Jose Szapocznik, Ph.D.

Professor

Phone:
(305) 610-5723
Locator Code:
R699

 
About

José Szapocznik, Ph.D., has received over $120 million in NIH funding.  With over 270 scholarly publications, he is Chair Emeritus of the Department of Public Health Sciences, Director of the Center for Family Studies, and Honorary Founding Director of the University of Miami-based Miami Clinical Translational Science Institute.  Szapocznik has a profound interest in the role of context in development, behavior and health outcomes, dedicating his career to studying culture, family, neighborhood and the built environments as important contexts influencing minority populations.  He pioneered the national effort to prevent and treat adolescent drug abuse and related behavior problems in Hispanic youth, developing and testing family-based, evidence-based approaches.  He has also been a pioneer in the young field of the relationship between the human-built environment and health outcomes, establishing a broadly interdisciplinary, university-wide team.  

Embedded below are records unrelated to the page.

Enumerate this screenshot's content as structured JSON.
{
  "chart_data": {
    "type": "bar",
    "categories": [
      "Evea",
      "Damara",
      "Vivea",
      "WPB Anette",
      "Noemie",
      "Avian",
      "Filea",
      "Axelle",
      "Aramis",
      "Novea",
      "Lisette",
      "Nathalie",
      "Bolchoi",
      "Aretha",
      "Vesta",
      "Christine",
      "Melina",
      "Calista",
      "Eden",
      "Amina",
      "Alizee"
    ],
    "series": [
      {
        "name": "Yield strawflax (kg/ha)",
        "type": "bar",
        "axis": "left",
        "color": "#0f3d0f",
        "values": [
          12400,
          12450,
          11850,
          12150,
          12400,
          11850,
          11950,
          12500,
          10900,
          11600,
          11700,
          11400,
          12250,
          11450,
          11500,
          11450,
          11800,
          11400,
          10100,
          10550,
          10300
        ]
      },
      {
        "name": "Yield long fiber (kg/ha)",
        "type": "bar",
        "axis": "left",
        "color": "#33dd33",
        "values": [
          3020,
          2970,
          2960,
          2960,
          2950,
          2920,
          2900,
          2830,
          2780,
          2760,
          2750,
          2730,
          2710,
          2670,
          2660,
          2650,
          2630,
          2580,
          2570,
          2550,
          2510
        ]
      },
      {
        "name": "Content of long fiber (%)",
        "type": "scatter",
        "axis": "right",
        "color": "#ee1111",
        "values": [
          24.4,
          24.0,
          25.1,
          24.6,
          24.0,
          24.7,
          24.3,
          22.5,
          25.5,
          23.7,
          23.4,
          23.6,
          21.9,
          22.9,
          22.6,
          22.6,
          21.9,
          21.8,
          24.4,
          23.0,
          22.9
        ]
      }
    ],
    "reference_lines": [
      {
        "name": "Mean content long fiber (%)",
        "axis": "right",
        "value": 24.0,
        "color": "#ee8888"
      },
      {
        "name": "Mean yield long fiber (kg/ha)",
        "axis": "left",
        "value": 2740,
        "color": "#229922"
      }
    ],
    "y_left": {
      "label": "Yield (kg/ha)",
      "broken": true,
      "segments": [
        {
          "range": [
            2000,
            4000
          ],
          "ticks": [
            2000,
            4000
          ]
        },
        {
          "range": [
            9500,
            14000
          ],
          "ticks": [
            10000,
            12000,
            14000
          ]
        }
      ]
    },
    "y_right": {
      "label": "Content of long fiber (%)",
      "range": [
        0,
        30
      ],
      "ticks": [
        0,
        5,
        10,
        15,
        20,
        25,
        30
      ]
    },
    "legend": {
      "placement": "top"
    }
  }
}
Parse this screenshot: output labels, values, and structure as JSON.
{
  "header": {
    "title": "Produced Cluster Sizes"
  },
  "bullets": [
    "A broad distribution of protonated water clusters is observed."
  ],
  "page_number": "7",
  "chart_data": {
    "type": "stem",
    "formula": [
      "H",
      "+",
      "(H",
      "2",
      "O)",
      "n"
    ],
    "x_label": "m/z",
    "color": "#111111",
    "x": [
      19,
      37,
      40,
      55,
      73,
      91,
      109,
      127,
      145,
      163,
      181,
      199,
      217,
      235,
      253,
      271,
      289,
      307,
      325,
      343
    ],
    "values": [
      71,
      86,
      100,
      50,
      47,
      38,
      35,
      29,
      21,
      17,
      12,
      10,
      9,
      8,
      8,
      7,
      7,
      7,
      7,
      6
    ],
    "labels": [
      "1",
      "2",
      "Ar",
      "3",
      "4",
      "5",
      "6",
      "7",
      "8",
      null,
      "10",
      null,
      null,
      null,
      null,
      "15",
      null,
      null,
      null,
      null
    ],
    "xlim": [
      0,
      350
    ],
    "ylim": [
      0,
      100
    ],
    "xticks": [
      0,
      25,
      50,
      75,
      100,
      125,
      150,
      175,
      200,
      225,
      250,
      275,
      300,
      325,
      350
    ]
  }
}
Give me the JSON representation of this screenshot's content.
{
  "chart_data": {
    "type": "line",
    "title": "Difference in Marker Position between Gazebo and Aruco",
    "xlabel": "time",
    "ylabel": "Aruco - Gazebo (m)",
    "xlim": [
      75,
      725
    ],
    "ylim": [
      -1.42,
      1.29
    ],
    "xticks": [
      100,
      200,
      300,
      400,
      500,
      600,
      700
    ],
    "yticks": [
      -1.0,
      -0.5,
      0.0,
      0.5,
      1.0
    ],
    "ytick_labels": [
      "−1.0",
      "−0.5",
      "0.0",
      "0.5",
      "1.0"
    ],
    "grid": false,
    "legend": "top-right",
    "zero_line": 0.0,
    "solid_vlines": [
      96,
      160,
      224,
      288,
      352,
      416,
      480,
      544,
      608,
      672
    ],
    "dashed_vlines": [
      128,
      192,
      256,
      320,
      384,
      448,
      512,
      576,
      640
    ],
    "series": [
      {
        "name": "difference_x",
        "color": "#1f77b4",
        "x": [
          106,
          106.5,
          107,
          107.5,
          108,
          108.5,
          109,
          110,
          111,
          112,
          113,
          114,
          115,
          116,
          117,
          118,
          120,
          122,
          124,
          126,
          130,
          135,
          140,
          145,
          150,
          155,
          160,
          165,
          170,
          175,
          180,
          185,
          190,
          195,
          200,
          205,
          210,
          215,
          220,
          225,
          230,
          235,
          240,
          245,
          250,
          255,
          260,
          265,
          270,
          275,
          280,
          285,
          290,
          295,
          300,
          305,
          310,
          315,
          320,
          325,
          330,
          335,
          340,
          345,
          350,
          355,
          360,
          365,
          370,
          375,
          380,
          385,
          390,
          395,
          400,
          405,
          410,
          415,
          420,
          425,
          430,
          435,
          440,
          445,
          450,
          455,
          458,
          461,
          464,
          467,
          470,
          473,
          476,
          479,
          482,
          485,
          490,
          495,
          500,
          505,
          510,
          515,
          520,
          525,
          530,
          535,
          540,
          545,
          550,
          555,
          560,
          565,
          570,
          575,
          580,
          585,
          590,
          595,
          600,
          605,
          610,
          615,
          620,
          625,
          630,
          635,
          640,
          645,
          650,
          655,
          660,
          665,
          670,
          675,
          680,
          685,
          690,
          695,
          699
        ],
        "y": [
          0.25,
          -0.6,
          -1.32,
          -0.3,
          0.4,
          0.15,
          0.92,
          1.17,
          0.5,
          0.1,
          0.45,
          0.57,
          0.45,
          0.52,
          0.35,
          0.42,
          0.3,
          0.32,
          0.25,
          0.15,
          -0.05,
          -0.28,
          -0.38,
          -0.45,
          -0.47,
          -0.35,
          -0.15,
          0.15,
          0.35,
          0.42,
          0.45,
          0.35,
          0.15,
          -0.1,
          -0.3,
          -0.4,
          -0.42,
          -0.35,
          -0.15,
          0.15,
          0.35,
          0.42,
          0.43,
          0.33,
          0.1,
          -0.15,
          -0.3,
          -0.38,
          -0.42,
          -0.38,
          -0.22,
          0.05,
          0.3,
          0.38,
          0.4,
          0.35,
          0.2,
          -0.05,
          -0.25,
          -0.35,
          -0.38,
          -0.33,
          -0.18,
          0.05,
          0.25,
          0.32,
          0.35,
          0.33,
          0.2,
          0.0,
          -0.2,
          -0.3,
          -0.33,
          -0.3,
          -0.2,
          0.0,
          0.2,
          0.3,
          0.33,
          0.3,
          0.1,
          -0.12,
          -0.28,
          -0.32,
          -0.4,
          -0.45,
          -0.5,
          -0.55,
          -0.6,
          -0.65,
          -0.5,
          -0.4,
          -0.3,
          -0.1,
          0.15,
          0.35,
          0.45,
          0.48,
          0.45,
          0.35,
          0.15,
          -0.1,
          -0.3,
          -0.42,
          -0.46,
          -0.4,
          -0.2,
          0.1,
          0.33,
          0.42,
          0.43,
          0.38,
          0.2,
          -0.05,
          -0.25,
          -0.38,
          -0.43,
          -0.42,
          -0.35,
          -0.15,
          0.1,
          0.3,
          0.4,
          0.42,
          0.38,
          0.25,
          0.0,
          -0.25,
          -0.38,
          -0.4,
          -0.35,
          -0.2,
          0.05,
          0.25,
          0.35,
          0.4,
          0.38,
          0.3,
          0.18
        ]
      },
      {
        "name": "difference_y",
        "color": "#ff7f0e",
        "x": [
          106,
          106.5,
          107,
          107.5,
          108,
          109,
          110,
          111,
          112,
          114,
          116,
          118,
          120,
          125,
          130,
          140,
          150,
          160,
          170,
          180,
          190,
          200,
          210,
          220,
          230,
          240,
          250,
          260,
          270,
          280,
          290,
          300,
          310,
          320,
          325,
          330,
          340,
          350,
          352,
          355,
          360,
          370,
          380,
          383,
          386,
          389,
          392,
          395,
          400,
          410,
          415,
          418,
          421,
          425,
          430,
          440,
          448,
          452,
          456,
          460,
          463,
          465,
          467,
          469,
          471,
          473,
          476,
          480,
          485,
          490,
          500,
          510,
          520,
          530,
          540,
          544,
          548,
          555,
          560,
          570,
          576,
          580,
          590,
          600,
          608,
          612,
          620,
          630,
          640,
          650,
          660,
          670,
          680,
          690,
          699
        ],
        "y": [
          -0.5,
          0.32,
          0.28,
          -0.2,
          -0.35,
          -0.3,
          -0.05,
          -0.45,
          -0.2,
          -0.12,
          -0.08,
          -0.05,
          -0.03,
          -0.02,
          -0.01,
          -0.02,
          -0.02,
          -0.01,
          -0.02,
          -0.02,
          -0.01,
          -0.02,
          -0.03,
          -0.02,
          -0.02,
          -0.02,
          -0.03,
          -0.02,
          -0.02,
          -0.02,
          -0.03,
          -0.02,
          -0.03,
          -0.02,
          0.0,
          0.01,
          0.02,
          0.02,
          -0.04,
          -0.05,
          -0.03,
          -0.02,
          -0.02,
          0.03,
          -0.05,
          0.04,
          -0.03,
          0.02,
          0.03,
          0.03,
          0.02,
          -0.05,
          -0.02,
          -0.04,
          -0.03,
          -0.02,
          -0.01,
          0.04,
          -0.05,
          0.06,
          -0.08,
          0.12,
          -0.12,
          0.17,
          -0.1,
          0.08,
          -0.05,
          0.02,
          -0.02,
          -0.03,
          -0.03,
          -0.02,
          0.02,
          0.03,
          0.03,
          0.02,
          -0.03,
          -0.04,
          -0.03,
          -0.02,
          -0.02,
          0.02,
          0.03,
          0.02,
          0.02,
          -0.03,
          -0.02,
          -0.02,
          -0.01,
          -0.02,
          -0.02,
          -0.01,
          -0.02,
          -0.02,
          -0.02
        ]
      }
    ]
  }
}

As PI of one of 13 NIDA-funded Nodes of the National Drug Abuse Treatment Clinical Trials Network (CTN), he has been a leader in the national initiative to translate effective drug abuse treatments into clinical practice by engaging the Network's medical, community primary care and specialty drug treatment sites in conducting randomized clinical trials.  Szapocznik has held a number of policy advisory roles including membership in the NIH National Advisory Councils for NIMH, NIDA, NIMHD, and the SAMSHA Center for Substance Abuse Prevention; and was a founding member and the first behavioral scientist to be appointed to the NIH-wide AIDS Program Advisory Committee (now the National Advisory Council for the NIH Office of AIDS).  He served on Search Committees for the Directors of the FDA, NIMH, NIDA (3 times), and both SAMSHA Centers for Substance Abuse Treatment and Prevention.  Szapocznik is the Founding Chair, and chair for its first decade, of the National Hispanic Science Network on Drug Abuse. Szapocznik has mentored a large cadre of minority graduate students and junior faculty who are now in academic leadership roles. 

Research

Research Projects

Infectious disease and public health experts weigh in on the coronavirus disease 2019
Dr. Gio Baracco, M.D., an infectious disease specialist at the Miami VA Healthcare System and professor at the Miller School of Medicine, provided insight on the current outbreak of the coronavirus disease 2019, or COVID-19. Dr. Jose Szapocznik, Ph.D., chair emeritus and professor of public health, also provided input during a Q&A session.
Global public health protection against the spread of infectious diseases
The Department of Public Health Sciences and the AHF Global Public Health Institute at the University of Miami will be starting a collaboration to promote international coordination on global public health matters, such as infectious disease outbreaks. Dr. Jorge Saavedra and Dr. Jose Szapocznik will be leading the efforts on behalf of the University of Miami.
MAI

Drs. Jose Szapocznik, Jorge Saavedra, and Dayana Rojas are investigating the association between the social determinants of health and HIV viral load control among persons living with HIV in Miami-Dade County. A first study conducted at the ZIP code-level found that zip codes with the lowest socioeconomic status, lowest education and least access to health insurance were the most likely to have high rates of uncontrolled HIV viral load (defined as out of treatment or detectable HIV viral load). These findings, published in the Journal of Racial and Ethnic Health Disparities, also revealed alarmingly high rates of uncontrolled HIV viral load among Black/African American persons living with HIV. While Black/African Americans represent 18.2% of the Miami-Dade County population, they represented 42% of the population of persons living with HIV, and 54% of population with uncontrolled HIV.   A follow-up study has been awarded to Dr. Rojas by the NIMHD/NIH Center for Latino Health Research Opportunities (CLaRO) at the University of Miami. To increase the accuracy of results, this follow-up study will use individual-level data for all people living with HIV in Miami-Dade County, again investigating the impact of social determinants of health on uncontrolled viral load.  The study will permit the identification of specific social and environmental characteristics that if modified could reduce health disparities, and the overall rates of uncontrolled HIV viral load in Miami-Dade County.